O Brasil é um grande produtor de açaí e o maior exportador de sua polpa congelada, enquanto os Estados Unidos são o principal mercado importador do fruto. E esse mercado de exportação de açaí tende a crescer cerca de 10% ao ano até 2026, impulsionada sobretudo pela demanda crescente da indústria de sucos dos chamados “superalimentos”.

A questão é que o açaí extraído no Bailique pode levar 15 horas de barco até chegar à agroindústria, em Macapá, e mais quatro dias até chegar aos centros consumidores, e o fruto precisa ser refrigerado do momento que sai do pé até chegar à boca do consumidor. Como vencer esse enorme desafio logístico, mantendo a qualidade e a competitividade do produto, é um dos maiores desafios encontrados no estudo de caso dessa cadeia de valor em particular. A cooperativa, que ganhou o nome de Amazonbai, em referência ao distrito do Bailique, nasceu do desejo dos comunitários em profissionalizar e promover rendimentos mais justos a partir da extração de açaí, a vivência e conhecimentos adquiridos ao longo dos anos foi essencial para apoiar os estudos e programas de crescimento desenvolvidos por consultores e parceiros. Mais tarde, a cooperativa se expandiu também para o território do Beira Amazonas, que abrange as 26 comunidades da calha norte do Rio Amazonas até o Arquipélago do Bailique, mas o desafio é o mesmo.

"Não se chega ao território propondo boas práticas sem entender o que a comunidade faz. Boas práticas são construídas a partir da conexão com os saberes tradicionais."
Mariana Chaubet

Do protocolo comunitário à agroindústria

Implementar cadeias de valor baseadas em extrativismo sustentável depende de intervenção simultânea em todos os seus elos, do protocolo comunitário à chegada do produto ao mercado.

No caso da cadeia do açaí do Bailique, a história começou em 2013, com a instalação de um protocolo comunitário que engajou os comunitários acerca de seus direitos enquanto comunidades tradicionais e os motivou a defender seus territórios. Durante os dois anos de sua construção, diversos gestores públicos e parceiros visitaram o Bailique para colaborar na articulação entre os comunitários e as políticas públicas e o resultado foi a criação do primeiro protocolo comunitário do Brasil com essa metodologia. Acabou por se tornar uma ferramenta importante para a estruturação de um modelo de desenvolvimento local que enxergasse as demandas comunitárias, fortalecesse e engajasse os produtores para fazer um enfrentamento ao extrativismo predatório tão comum na Amazônia.
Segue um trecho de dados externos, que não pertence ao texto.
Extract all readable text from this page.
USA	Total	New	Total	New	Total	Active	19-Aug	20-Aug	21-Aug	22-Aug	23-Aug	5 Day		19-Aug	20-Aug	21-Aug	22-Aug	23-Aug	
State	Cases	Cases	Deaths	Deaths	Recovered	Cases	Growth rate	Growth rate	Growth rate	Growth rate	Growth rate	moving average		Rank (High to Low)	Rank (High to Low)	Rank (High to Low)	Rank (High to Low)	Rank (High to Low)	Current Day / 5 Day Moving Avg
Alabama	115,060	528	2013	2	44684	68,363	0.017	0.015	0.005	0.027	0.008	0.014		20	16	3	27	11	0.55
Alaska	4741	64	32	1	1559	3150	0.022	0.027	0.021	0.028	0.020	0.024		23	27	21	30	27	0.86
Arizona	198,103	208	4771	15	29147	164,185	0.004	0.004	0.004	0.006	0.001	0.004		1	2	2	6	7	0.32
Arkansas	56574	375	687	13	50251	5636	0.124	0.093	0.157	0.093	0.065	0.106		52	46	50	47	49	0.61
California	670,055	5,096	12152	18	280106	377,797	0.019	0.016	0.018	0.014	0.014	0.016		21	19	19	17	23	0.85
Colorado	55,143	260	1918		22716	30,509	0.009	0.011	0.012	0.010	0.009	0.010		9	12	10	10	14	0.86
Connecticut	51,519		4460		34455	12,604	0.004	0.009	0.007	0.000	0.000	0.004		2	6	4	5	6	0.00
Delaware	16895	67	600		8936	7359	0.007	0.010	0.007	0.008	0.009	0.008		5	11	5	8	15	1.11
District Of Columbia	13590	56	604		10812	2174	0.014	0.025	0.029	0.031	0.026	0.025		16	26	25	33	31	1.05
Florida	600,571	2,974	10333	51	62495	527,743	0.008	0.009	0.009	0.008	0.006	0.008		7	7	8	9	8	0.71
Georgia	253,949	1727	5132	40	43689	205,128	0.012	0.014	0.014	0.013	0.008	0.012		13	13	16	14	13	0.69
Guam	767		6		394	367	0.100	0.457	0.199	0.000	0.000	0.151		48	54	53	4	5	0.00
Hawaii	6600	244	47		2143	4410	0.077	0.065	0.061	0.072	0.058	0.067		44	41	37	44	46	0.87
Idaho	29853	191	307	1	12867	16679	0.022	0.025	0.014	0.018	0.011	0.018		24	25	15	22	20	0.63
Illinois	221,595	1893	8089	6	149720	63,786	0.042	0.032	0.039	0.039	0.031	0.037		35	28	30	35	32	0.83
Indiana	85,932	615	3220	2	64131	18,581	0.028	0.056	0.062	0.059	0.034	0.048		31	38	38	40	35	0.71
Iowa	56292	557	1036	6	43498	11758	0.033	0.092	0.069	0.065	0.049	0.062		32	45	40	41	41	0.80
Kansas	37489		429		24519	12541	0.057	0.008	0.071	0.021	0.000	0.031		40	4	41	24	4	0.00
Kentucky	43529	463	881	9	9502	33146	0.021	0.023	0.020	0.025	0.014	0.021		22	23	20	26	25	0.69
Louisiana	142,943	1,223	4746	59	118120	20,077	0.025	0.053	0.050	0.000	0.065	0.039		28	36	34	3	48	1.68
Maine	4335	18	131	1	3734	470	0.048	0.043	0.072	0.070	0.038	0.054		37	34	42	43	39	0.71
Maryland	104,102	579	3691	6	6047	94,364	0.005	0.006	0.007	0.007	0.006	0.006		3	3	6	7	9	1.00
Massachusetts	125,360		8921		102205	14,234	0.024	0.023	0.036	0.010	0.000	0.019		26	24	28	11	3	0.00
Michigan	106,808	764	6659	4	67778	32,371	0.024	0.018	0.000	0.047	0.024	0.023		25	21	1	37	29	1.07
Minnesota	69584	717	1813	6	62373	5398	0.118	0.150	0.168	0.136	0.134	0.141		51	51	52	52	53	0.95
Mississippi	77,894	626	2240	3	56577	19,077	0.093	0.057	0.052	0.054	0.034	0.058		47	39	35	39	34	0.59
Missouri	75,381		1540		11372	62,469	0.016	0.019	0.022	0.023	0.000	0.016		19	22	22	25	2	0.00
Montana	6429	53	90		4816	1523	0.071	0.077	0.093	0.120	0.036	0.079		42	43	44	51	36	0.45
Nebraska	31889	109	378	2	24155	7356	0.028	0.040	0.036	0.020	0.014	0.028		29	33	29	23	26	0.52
A criação da cooperativa, em 2017, foi uma consequência deste protocolo, com a comunidade escolhendo o açaí como a principal cadeia produtiva a ser desenvolvida em seu território, o que estimulou uma socioeconomia sustentável que valoriza o trabalho do extrativista e a conservação da floresta através de garantias socioambientais obtidas com as certificações. No ano seguinte, já cientes da necessidade de se investir em educação, os comunitários criam a primeira Escola Família Agroextrativista do Bailique (EFAB).
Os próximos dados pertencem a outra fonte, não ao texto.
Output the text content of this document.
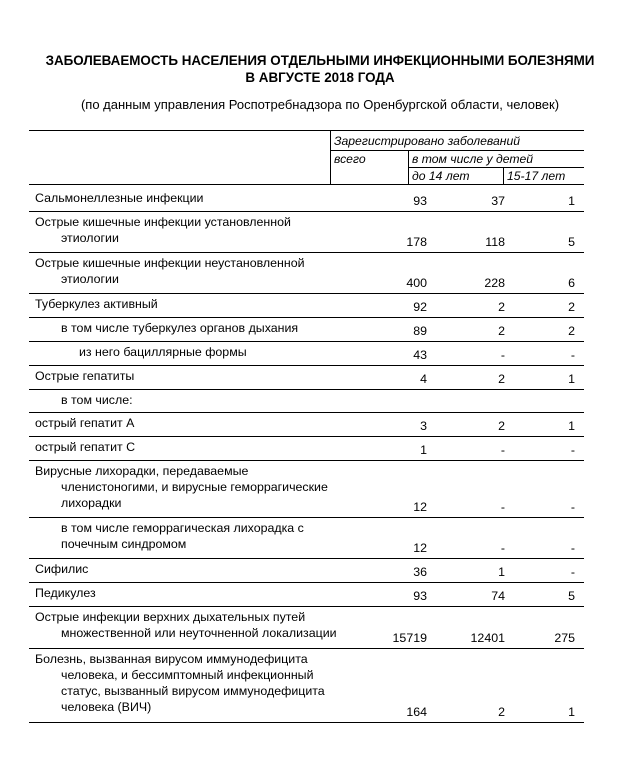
ЗАБОЛЕВАЕМОСТЬ НАСЕЛЕНИЯ ОТДЕЛЬНЫМИ ИНФЕКЦИОННЫМИ БОЛЕЗНЯМИ
В АВГУСТЕ 2018 ГОДА
(по данным управления Роспотребнадзора по Оренбургской области, человек)
Зарегистрировано заболеваний
всего	в том числе у детей
до 14 лет	15-17 лет
Сальмонеллезные инфекции	93	37	1
Острые кишечные инфекции установленной
этиологии	178	118	5
Острые кишечные инфекции неустановленной
этиологии	400	228	6
Туберкулез активный	92	2	2
в том числе туберкулез органов дыхания	89	2	2
из него бациллярные формы	43	-	-
Острые гепатиты	4	2	1
в том числе:
острый гепатит А	3	2	1
острый гепатит С	1	-	-
Вирусные лихорадки, передаваемые
членистоногими, и вирусные геморрагические
лихорадки	12	-	-
в том числе геморрагическая лихорадка с
почечным синдромом	12	-	-
Сифилис	36	1	-
Педикулез	93	74	5
Острые инфекции верхних дыхательных путей
множественной или неуточненной локализации	15719	12401	275
Болезнь, вызванная вирусом иммунодефицита
человека, и бессимптомный инфекционный
статус, вызванный вирусом иммунодефицита
человека (ВИЧ)	164	2	1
Em 2019, o negócio se expandiu com a criação do protocolo comunitário do Beira Amazonas e a adesão de 43 novos cooperados na Amazonbai. Na mesma época, o Instituto Interelos iniciou estudos para o desenvolvimento da implementação da infraestrutura básica da agroindústria, que foi inaugurada no final de 2021, dando mais autonomia para os cooperados.

"Sistematizar significa juntar lições aprendidas e desafios vencidos e propor melhorias para otimizar o processo, deixando a construção da cadeia  mais estruturada."
Mariana Chaubet

O passo a passo para estruturar uma cadeia produtiva

A ideia de sistematizar todo o processo de criação da cadeia do açaí visa contribuir para fortalecer e facilitar a implementação de iniciativas futuras de caráter semelhante e surgiu em 2021. A missão é ambiciosa e requer realizações de alta complexidade, como criar consensos, organizar bases produtivas, articular territórios, agir ambientalmente de forma correta, agregar valor a um produto de base comunitária, abrir mercados para um novo produto, ganhar escala de produção e, sobretudo, gerar autossuficiência dentro de uma ação de economia solidária.  Para que a cadeia do açaí na região da foz do Rio Amazonas continue crescendo, o Instituto Interelos realizou,  em conjunto com parceiros da região, um estudo com poder de replicabilidade para outras cadeias produtivas intitulado “Cadeias de Valor Sustentáveis: Inclusão e Autonomia Comunitária no Açaí Amazônico” e realizado pelos consultores Eduardo Nicácio e Mariana Chaubet, com coordenação geral de Aerton Paiva e financiamento do Fundo JBS pela Amazônia.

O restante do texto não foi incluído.